A homebuilder that’s opening its first Dallas-area neighborhoods isn’t looking to rack up thousands of sales. But with its homes selling for more than twice the average cost of a North Texas new house, GFO Home doesn’t have to peddle as many properties to meet its hoped-for revenue. “I’ll be happy if I have a 1% market share,” said Glenn Gehan, who wants to sell $200 million in houses this year in the hot Austin and Dallas-Fort Worth home markets. “We purposely went to the high end of the market,” Gehan said. “Our average home is $950,000.”
GFO Home Builds Gig Houses on Large Lots
“Our best-selling house is 4,400 square feet,” Gehan said. “It’s a different buyer than with most builders.” While many production homebuilders are trying to bring their costs down and maximize square footage, GFO Home is aiming at another part of the market.
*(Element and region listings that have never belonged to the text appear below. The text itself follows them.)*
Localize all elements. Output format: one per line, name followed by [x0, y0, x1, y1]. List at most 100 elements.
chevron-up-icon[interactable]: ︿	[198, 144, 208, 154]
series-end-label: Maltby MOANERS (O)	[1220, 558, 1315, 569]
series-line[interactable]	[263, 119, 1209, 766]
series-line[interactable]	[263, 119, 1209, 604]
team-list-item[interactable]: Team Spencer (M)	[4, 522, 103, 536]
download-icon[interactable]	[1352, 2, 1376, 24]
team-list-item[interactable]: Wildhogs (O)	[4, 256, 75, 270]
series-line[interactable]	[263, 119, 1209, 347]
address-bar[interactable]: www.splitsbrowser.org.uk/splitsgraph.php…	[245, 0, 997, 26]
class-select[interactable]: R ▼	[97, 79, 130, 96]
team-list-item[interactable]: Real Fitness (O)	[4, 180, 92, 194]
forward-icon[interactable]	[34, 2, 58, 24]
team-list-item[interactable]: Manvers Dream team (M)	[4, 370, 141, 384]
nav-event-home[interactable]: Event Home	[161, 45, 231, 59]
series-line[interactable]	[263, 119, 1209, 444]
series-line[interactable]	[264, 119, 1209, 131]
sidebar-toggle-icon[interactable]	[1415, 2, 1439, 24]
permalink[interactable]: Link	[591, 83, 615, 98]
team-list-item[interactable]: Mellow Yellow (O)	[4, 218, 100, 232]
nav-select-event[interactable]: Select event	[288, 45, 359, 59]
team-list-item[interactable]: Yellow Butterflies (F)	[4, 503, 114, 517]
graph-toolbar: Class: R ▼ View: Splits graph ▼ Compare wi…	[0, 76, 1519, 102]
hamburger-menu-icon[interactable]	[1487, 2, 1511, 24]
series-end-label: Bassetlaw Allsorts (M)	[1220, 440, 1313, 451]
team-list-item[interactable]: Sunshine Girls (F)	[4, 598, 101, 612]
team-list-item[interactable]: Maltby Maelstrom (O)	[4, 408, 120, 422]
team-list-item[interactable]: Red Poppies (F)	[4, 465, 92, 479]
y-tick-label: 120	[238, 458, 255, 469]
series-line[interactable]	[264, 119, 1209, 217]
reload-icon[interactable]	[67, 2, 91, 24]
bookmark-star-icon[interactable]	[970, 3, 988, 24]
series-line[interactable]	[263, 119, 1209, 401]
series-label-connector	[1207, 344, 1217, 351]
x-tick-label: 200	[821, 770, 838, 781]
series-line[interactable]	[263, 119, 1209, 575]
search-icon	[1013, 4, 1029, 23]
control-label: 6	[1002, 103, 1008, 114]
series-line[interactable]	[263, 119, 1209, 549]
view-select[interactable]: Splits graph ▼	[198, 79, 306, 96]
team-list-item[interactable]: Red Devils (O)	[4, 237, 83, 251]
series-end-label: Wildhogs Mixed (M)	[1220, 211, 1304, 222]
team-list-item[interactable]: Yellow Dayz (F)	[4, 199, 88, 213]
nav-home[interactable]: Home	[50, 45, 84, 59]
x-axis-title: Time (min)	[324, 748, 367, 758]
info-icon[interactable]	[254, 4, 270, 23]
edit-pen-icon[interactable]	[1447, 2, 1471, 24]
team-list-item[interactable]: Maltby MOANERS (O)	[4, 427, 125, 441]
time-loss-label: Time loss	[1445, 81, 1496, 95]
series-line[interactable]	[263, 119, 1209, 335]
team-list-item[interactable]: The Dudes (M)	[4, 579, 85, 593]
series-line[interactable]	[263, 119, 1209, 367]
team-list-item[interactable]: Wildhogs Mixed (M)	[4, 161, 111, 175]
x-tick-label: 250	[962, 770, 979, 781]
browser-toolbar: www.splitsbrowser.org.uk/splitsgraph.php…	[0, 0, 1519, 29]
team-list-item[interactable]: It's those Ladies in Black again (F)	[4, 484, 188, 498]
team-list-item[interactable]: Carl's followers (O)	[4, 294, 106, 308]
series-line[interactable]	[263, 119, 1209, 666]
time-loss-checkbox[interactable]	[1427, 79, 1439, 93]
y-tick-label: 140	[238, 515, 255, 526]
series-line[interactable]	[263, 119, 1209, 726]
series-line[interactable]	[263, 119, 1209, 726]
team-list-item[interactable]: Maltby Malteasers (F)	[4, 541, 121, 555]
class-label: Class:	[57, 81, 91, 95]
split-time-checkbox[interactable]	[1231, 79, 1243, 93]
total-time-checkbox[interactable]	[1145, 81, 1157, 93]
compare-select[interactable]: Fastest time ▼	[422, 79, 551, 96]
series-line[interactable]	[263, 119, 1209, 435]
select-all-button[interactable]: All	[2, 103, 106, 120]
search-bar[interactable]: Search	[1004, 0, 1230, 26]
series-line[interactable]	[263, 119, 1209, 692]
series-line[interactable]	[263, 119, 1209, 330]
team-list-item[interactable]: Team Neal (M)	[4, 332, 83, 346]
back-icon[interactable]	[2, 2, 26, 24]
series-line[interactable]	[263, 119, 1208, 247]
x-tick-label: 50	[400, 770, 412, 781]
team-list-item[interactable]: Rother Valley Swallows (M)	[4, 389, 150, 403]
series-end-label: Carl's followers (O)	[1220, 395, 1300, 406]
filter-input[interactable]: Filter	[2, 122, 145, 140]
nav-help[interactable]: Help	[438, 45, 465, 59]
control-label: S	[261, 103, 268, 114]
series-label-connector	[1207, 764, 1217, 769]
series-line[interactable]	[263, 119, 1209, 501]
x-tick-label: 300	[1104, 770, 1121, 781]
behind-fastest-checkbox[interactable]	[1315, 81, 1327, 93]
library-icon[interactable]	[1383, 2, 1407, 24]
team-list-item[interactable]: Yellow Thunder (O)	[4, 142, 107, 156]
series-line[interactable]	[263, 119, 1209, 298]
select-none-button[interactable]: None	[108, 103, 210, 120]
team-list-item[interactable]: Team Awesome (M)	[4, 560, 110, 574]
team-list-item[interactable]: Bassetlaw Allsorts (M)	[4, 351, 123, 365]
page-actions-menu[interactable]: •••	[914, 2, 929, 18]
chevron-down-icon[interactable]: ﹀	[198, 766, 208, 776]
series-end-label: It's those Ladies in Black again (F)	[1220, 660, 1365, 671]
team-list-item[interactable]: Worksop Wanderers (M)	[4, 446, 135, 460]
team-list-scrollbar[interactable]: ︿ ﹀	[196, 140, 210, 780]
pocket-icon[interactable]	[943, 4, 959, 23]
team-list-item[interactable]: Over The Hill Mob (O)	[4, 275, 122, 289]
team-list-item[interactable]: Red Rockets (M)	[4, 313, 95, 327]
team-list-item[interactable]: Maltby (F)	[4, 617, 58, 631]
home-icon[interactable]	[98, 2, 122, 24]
Gehan started the company in 2018, building first in the Austin area and now expanding to D-FW and Houston. If the name sounds familiar, he and his family at one time owned one of the largest homebuilding companies in the area, Gehan Homes. “We were closing 1,600 home sales in a year and were the 11th-largest private builder in the U.S.,” Gehan said. “Back then, our average sales price was about $350,000.”
In 2014, he and his brothers sold their company to one of the world’s largest housing producers — Japan-based Sumitomo Forestry. “It was really a good opportunity for me and my brothers, and Gehan Homes now does 3,600 houses a year,” Gehan said. “I took a year off and traveled around the world a couple of times. “But I knew when we sold Gehan Homes that I was going back into business,” he said. “My dad retired when he was in his 40s and told me it was a big mistake. I like working.”
Builder Expanding from Austin to DFW
GFO Home, which is based in Dallas, is opening models in its first three neighborhoods: the Inspiration neighborhood in Wylie, Lakeview Downs on Lake Lavon, and Enclave at Woodbridge in Sachse. The builder has sites in a half-dozen North Texas communities and is negotiating for eight more locations. “We have the lot supply to come close to $300 million in revenue next fiscal year,” Gehan said. “At a $950,000 price, you don’t have to build that many houses to get to $300 million. “One of our goals is to have the highest average sales price of a production builder in Texas.” With sales of million-dollar homes up by more than 80% this year in Dallas-Fort Worth, more builders are catering to “move up” houses for monied buyers. “Today what is considered a move up is phenomenal,” said Ted Wilson, principal with Dallas-based housing analyst Residential Strategies. “We are routinely seeing new houses sell out in the suburbs for more than $1 million. “A lot of this is coming from the relocation buyers coming in,” Wilson said. “If people keep moving here from the East and West Coast with big housing equity, the higher-priced market will do well.”
Unlike many high-end builders, GFO Home likes to put unsold products on the ground. “We start a lot of speculative houses,” Gehan said. “Probably 80% of our starts are spec, and we don’t have a buyer show up until the house is almost done. We see a lot of people from California."
GFO Home saw a lot of relocating buyers in its initial Austin neighborhoods. “Dallas was obviously the next step,” Gehan said. “In the last few months, we’ve made our first investment in Houston. “If we are building in the Dallas, Houston, and Austin markets and have a 1% market share, we can do over $1 billion a year in top-line revenue,” he said.